We believe that just as humanities graduates around the world succeed in a wide array of career fields, the graduates of Habib’s new Comparative Humanities program will experience similar outcomes. We are also convinced that the graduates of this program will be well-positioned to compete for admission to the best graduate programs in the world.

Pakistan is urgently in need of highly qualified humanities graduates. Seven decades of intense focus on technical and professional education in South Asia, as in much of the developing world, has taken its toll in numerous ways. Our students are heirs to more than seven thousand years of remarkable human accomplishment and achievement. It is high time that they collectively recover that legacy and reassert themselves as an important force in contributing to solving the tremendous global challenges we face in the 21st Century.

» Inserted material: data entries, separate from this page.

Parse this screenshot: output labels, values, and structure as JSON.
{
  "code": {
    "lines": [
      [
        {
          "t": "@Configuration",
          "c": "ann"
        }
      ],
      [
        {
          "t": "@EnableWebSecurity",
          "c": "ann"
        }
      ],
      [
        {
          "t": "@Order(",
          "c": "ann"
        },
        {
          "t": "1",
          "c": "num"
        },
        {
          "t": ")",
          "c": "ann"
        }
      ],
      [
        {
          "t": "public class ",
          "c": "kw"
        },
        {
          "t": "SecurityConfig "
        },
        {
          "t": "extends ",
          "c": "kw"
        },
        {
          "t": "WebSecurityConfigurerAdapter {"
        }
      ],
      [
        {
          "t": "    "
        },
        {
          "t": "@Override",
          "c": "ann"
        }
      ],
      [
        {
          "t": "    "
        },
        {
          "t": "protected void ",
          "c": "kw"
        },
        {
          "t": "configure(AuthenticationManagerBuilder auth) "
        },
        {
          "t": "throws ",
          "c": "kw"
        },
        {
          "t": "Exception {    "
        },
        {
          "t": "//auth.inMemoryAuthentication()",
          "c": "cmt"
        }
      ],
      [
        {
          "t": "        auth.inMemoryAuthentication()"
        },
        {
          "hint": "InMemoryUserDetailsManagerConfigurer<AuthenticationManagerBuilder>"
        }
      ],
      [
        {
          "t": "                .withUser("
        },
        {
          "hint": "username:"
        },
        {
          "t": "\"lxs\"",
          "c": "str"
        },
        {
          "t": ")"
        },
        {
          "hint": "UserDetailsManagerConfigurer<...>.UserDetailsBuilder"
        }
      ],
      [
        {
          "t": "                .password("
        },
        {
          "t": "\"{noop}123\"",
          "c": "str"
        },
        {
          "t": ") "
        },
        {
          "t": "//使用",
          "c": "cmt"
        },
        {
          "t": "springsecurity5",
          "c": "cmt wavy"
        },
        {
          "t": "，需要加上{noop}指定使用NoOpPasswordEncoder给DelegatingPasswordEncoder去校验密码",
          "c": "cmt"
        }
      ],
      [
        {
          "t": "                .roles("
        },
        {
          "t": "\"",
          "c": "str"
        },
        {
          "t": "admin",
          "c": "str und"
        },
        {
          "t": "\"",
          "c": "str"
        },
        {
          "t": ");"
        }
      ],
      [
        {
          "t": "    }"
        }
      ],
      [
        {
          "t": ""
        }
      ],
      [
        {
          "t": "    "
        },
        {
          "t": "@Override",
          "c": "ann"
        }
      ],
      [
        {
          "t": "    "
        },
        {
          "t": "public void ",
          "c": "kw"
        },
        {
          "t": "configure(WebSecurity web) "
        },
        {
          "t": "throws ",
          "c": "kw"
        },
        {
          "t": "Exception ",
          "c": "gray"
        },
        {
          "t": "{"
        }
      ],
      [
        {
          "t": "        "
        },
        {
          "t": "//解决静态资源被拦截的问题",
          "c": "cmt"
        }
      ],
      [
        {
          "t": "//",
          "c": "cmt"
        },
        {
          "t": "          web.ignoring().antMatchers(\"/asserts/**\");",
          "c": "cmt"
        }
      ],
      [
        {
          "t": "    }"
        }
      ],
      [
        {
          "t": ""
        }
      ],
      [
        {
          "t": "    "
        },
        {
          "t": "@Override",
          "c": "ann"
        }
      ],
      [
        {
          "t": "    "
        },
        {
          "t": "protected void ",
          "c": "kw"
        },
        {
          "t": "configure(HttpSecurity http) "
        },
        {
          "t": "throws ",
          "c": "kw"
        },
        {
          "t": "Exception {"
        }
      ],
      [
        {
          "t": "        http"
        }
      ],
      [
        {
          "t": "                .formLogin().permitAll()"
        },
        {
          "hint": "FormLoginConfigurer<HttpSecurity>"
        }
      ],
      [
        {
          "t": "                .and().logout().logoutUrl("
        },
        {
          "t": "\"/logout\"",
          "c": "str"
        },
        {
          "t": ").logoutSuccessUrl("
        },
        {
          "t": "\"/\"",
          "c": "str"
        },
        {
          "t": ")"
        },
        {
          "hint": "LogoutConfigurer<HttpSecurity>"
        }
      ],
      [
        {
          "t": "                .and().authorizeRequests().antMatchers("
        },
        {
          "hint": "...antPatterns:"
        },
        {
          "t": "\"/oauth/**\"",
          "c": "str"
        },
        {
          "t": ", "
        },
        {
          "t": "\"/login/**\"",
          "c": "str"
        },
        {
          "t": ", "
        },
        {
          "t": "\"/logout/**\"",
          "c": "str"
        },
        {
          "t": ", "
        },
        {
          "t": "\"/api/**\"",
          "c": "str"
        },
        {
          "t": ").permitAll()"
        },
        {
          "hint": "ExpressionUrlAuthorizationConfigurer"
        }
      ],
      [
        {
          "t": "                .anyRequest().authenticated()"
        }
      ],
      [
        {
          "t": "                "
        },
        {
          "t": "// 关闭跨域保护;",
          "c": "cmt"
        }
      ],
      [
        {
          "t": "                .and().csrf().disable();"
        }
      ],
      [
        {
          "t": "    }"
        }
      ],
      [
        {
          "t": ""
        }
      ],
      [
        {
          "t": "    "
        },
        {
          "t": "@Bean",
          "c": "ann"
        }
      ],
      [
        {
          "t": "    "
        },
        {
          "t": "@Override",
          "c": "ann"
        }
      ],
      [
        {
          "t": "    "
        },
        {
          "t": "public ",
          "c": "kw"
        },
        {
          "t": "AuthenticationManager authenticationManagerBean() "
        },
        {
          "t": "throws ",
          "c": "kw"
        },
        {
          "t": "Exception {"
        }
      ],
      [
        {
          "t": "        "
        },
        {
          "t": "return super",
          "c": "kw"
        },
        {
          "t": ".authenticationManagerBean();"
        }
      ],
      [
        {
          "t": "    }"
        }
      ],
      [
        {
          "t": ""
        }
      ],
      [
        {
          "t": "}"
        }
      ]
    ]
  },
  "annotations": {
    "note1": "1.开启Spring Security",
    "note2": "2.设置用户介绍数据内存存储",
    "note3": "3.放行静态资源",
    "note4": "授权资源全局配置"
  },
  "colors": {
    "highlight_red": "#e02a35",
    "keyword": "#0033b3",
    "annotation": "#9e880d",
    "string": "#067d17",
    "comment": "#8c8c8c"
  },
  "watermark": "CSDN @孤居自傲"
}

Finally, at the individual level, as majors in Comparative Humanities our students will be challenged to ponder some of the most complex and perplexing questions of human existence. Their imaginations will be inspired by some of humanity’s greatest thoughts, and their souls will be nourished by some of the most beautiful and profound expressions of the human spirit. Beyond preparing them for a wide range of career options, this revised major will also foster within them deep habits of critical questioning, an insatiable love of learning and a level of empathy and understanding for their fellow humans that will enrich them and sustain and fulfill them intellectually for the rest of their lives. This is the enduring personal value of any great humanities program, and we believe that this revised major will deliver on this promise for Habib students.